As Dayen points out, “Buffett would be the best informant for an antitrust authority that you could find, because he’s already looked into the economy and found the companies that have the most inordinate market power. And so all you’d need to do is subpoena him and say, all right, tell me about this company that you bought and why you bought it. And you would say, well, they have this incredible pricing power. Well, there you go.”

Monopoly’s esoteric, so let’s put some sinew and blood onto those bones. Zephyr Teachout’s new book “Break ‘Em Up” has a great chapter on “chickenization,” the labor practice named for the way the poultry-processing monopolists do business.


If you’re a poultry farmer, here’s how your life works. The three poultry processors have divided up America so there’s only one processor in range of your farm. That processor tells you how to run your business.

They design your coop. They sell you your chicks. They tell you when and what to feed them. They tell you when to turn on the lights and when to turn them off. They tell you which vets to use, and which meds the vets can prescribe.

They experiment on you: some farmers are given experimental chick breeds, or experimental feeding or lighting schedules.

But through it all, they don’t tell you how much they’re gonna pay you.

You find that out when you send your chickens to the plant – they just…decide. If the price is too low, you go broke. Chickenizers tune the process to keep farmers at the brink of bankruptcy. If you complain, they stop buying your chickens.

If you complain in public, they tell all the other farmers that if they do business with you, they’ll stop being able to sell their chickens, too.

Chickenization isn’t just for chickens.
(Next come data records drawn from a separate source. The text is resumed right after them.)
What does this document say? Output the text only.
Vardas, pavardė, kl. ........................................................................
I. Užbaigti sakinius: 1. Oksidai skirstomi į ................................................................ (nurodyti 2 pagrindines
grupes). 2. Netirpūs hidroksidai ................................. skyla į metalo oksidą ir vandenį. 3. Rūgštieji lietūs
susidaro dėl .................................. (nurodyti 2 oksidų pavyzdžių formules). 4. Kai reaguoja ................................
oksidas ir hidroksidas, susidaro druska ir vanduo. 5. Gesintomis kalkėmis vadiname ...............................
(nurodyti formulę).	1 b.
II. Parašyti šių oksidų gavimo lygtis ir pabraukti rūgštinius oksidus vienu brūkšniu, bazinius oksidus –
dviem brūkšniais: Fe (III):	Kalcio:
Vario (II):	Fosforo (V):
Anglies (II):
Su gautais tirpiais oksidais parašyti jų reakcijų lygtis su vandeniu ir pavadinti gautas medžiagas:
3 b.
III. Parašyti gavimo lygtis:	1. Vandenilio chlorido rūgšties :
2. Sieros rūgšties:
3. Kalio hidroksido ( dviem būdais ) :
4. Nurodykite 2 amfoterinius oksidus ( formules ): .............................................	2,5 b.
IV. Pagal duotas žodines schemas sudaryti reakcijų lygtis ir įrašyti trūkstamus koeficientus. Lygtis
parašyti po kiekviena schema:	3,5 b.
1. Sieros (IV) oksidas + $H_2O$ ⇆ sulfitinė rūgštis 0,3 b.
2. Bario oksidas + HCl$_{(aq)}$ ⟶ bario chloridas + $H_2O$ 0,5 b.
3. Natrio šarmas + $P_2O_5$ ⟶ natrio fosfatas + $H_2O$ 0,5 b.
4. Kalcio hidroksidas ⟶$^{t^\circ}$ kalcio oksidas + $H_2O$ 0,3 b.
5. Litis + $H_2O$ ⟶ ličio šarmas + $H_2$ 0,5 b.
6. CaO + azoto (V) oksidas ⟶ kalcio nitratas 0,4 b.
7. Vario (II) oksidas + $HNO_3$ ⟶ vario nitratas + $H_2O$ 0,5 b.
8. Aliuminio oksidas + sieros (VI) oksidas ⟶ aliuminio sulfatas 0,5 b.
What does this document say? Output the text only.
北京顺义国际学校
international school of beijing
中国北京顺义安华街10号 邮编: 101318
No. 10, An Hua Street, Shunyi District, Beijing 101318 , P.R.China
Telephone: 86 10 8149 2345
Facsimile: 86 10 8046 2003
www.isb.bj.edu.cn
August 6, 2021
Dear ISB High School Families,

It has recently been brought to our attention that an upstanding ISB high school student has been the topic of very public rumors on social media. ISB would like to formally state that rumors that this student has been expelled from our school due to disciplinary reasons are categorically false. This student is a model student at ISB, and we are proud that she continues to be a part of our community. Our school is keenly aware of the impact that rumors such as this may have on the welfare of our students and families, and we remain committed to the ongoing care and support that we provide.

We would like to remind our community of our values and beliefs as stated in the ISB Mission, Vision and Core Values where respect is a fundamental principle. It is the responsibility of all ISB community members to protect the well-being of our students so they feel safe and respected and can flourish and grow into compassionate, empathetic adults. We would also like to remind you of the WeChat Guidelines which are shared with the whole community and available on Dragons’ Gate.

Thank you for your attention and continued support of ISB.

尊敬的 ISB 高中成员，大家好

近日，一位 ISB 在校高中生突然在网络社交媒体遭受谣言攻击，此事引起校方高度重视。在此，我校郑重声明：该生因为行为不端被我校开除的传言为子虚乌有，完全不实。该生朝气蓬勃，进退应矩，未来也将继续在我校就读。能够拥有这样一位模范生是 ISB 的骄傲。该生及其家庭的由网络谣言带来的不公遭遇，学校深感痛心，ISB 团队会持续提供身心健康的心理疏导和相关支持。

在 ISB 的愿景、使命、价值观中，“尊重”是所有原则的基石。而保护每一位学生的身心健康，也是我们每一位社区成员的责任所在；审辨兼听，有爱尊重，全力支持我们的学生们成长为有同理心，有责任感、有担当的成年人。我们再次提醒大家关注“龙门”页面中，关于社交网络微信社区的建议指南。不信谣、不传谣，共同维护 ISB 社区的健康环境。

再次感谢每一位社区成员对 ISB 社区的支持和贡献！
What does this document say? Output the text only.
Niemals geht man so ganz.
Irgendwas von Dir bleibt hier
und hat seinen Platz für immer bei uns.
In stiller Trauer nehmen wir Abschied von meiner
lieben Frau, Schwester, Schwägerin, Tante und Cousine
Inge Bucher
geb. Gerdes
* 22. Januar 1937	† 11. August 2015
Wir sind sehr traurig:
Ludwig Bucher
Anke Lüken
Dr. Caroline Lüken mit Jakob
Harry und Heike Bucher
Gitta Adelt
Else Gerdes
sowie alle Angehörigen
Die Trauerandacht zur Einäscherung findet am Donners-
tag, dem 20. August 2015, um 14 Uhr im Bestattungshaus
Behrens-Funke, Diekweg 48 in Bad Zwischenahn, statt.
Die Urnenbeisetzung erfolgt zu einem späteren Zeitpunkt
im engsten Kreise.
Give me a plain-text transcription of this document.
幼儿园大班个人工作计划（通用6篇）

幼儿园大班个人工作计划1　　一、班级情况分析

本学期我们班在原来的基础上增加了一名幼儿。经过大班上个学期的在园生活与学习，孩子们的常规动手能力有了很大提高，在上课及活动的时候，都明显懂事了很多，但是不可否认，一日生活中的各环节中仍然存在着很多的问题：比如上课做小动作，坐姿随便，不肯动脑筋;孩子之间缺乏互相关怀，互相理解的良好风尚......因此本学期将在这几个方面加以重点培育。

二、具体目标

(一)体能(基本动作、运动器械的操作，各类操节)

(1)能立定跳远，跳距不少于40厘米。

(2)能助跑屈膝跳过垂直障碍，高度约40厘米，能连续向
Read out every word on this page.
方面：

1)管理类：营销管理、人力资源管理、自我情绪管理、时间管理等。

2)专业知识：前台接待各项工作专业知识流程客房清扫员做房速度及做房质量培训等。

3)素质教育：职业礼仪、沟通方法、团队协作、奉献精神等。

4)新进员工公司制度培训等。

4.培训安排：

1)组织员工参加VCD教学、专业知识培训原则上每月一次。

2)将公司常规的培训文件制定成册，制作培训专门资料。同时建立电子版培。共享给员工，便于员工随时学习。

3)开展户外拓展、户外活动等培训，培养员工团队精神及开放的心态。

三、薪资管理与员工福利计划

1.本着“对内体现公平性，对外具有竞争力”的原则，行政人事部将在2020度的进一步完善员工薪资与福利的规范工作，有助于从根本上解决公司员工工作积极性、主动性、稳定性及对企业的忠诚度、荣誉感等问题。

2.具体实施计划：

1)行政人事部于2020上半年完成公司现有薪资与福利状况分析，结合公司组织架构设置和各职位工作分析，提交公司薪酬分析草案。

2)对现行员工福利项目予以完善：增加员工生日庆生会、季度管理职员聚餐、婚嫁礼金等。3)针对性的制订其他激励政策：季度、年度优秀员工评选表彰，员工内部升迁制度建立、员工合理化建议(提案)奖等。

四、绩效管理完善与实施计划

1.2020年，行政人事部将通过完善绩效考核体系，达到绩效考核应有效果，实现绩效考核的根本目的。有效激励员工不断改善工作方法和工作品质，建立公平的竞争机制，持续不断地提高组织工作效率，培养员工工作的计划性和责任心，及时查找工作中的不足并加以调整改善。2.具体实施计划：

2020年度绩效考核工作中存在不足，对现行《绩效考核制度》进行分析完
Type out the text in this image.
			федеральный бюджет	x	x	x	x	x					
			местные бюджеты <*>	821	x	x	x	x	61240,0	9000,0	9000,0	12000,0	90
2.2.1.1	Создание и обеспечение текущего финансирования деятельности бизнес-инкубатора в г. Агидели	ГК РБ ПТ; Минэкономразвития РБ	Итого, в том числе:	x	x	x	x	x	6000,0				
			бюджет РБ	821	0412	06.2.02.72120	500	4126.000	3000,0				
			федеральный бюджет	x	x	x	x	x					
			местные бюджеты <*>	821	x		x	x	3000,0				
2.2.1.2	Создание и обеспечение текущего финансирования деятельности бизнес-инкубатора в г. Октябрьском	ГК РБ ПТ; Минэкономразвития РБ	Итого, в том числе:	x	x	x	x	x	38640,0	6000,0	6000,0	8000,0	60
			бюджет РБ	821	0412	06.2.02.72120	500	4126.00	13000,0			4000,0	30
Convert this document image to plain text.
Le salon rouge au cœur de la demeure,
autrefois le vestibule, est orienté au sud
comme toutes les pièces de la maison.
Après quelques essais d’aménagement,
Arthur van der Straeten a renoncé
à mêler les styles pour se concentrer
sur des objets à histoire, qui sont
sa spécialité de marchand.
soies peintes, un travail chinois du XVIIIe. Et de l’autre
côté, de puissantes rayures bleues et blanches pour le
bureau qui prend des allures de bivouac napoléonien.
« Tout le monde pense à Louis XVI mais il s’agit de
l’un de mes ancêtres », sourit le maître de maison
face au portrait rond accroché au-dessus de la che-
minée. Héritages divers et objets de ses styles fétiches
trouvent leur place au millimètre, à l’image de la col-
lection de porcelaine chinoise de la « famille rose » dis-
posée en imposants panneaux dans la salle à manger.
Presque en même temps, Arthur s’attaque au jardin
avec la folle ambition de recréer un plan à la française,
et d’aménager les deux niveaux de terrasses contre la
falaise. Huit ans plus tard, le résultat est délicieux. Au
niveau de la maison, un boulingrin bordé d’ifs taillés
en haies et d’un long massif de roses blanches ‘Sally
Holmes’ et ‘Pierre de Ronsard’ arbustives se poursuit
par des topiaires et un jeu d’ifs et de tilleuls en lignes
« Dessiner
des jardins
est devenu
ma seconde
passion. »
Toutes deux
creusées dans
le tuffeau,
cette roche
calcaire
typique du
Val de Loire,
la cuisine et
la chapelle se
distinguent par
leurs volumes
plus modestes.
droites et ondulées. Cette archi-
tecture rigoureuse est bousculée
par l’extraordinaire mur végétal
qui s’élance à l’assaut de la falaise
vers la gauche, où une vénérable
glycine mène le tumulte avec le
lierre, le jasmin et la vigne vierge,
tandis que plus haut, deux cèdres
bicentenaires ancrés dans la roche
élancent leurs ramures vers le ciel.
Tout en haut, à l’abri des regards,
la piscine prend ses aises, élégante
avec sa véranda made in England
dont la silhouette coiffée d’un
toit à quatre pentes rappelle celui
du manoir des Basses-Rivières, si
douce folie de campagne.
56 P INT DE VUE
It’s the Uber model, the Shipt model, the model of any “gig work” that tells you what you have to buy and spend, but not what you will earn, with the pretense that you are an “independent contractor.”


Chickenization is coming to vast swathes of the workforce, and lockdown will accelerate it, because if your job can be done anywhere in the world, your employer can shop for the cheapest labor, anywhere in the world.

And even though you’re working from home, bossware lets your employer (excuse me, the company you “contract to”) control and script your movements down to the keystroke, watching your facial expressions and listening to your mic.


That’s where the Wizard of Omaha’s love of “moats” gets us: chickenized worlds, run by bossware, where he gets rich, and we cling on by our fingernails.